Russian president Vladimir Putin’s invasion of Ukraine could ignite the bloodiest conflict on European soil since the Second World War ended in 1945. But to hear top Republicans at the American Conservative Union’s annual confab tell the story of the last 24 hours, the order to invade was given by the president of the United States.
One by one, in remarks from the Conservative Political Action Conference stage and in comments to The Independent, current and former GOP officeholders credited the assault on Ukraine not to Mr Putin – who announced the invasion in a televised speech around 6am on Thursday in Moscow – but to Mr Biden, despite the American president’s lack of any authority or mechanism to pass orders to Russia’s armed forces.
According to a GOP source who spoke to The Independent on condition of anonymity, model talking points instructing Republican officeholders to blame Mr Biden for the invasion have been distributed though official GOP channels in recent days.
Instead of passing the word to support, even if reluctantly, the Biden administration’s efforts to hold Russia accountable for launching an unprovoked attack on its neighbour, party insiders have instead given a green light to characterise Russia’s aggression as a reaction to “weakness” on the part of Mr Biden.
One top Republican who followed such directions, Texas senator Ted Cruz, said the Russian invasion had come to pass because Mr Biden and his advisers “prioritised partisan politics over substance”.
As he arrived to speak at CPAC on Thursday, Mr Cruz, who serves on the Senate Foreign Relations Committee, told The Independent the attack, which ended nearly eight decades of peace on the continent, was “caused” by “the mistakes of the Biden administration”.

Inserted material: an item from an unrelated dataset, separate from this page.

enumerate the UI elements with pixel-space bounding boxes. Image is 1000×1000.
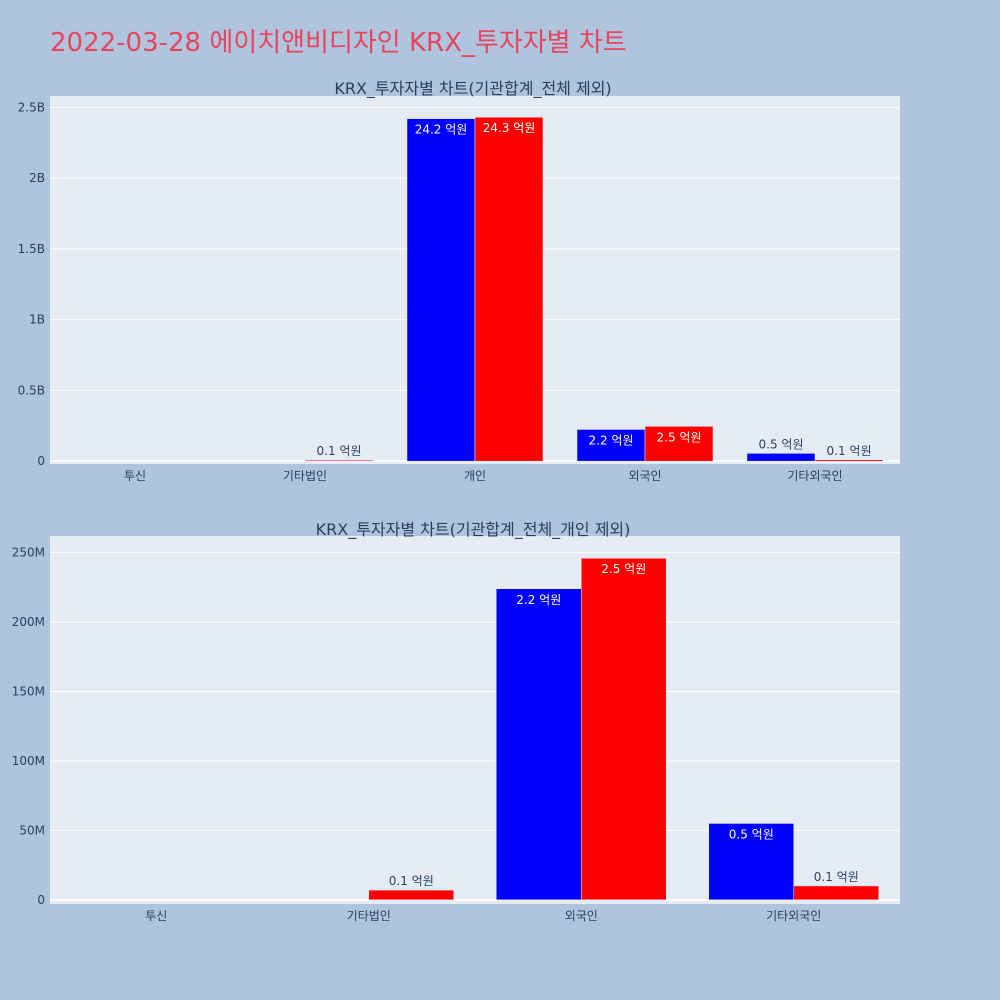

When asked to clarify whether he was explicitly blaming Mr Biden – not Mr Putin – for the Russian leader’s decision to launch an invasion of Ukraine, Mr Cruz replied: “Yes, I'm absolutely saying that.”
Another Republican senator, Mike Braun of Indiana, told The Independent the invasion had been brought about by Mr Biden’s resumption of negotiations with Iran meant to bring a halt to the Islamic republic’s nascent nuclear weapons programme, as well as the US exit from Afghanistan last year.
“I think there's been a projection of weakness that got us entangled in a way, based upon what I think others observed getting out of Afghanistan, and we're coming from behind. We're not actually addressing it in a preemptive way,” said Mr Braun, who added that he hopes Mr Biden will be able to “galvanise” allies to “pull the plug” on Russia’s economic links to the world.
Former Missouri governor Eric Greitens, who is currently a Senate candidate hoping to succeed retiring senator Roy Blunt, said in prepared remarks that Mr Biden’s “policy of weakness and chaos” led to “aggression like we're seeing in … Ukraine”, and suggested that the Biden administration’s approach to dealing with Mr Putin was part of an intentional plan to destroy the United States from within.
His potential senate colleague, Missouri senator Josh Hawley, was even more explicit in placing blame for the invasion on Mr Biden.
Mr Hawley, whose Thursday evening speaking slot closed the opening day CPAC programme, told the crowd of conservative activists that Mr Biden’s “weakness” led him to “shut down American energy production and green light Russian energy production”.
“He green lights Putin's pipeline and he shuts down American pipelines – is it any wonder that Vladimir Putin feels emboldened to do whatever the heck it is he wants to do?” said the Missouri senator, invoking an oft-used GOP talking point which posits that Mr Biden harmed US domestic energy production by cancelling a permit for the Keystone XL oil pipeline.
Republicans have pointed to the Keystone pipeline in order to cast Mr Biden as a hypocrite for heeding the German government’s request to waive GOP-passed sanctions on the Russo-German Nord Stream 2 gas pipeline last year. But the Keystone pipeline had nothing to do with US oil production and was not even an American pipeline, as it was owned by a Canadian company that hoped it would transport Canadian oil to US refineries, where it could be processed for export.
One former GOP office holder, ex-Georgia representative Doug Collins, also told The Independent that he believed Mr Putin had seen “a weakness” in Mr Biden shown by the Afghanistan withdrawal.
But Mr Collins, who left the House in 2021 after mounting an unsuccessful campaign for a Georgia Senate seat, did not go as far in blaming Mr Biden as his former colleagues.
Instead, he suggested the Biden administration had been so “traumatised” by the disastrous Afghanistan exit that it made them gun-shy on deploying sanctions against Russia prior to the invasion.
“We didn't have to send troops – we're not involved – but why were we waiting to see if Putin was gonna go? I'm in the military 20 years, you don't put that many people on the border without either moving them or … calling a truce,” he said. “We didn't even attempt that. And I think that's the part that frustrates me the most”.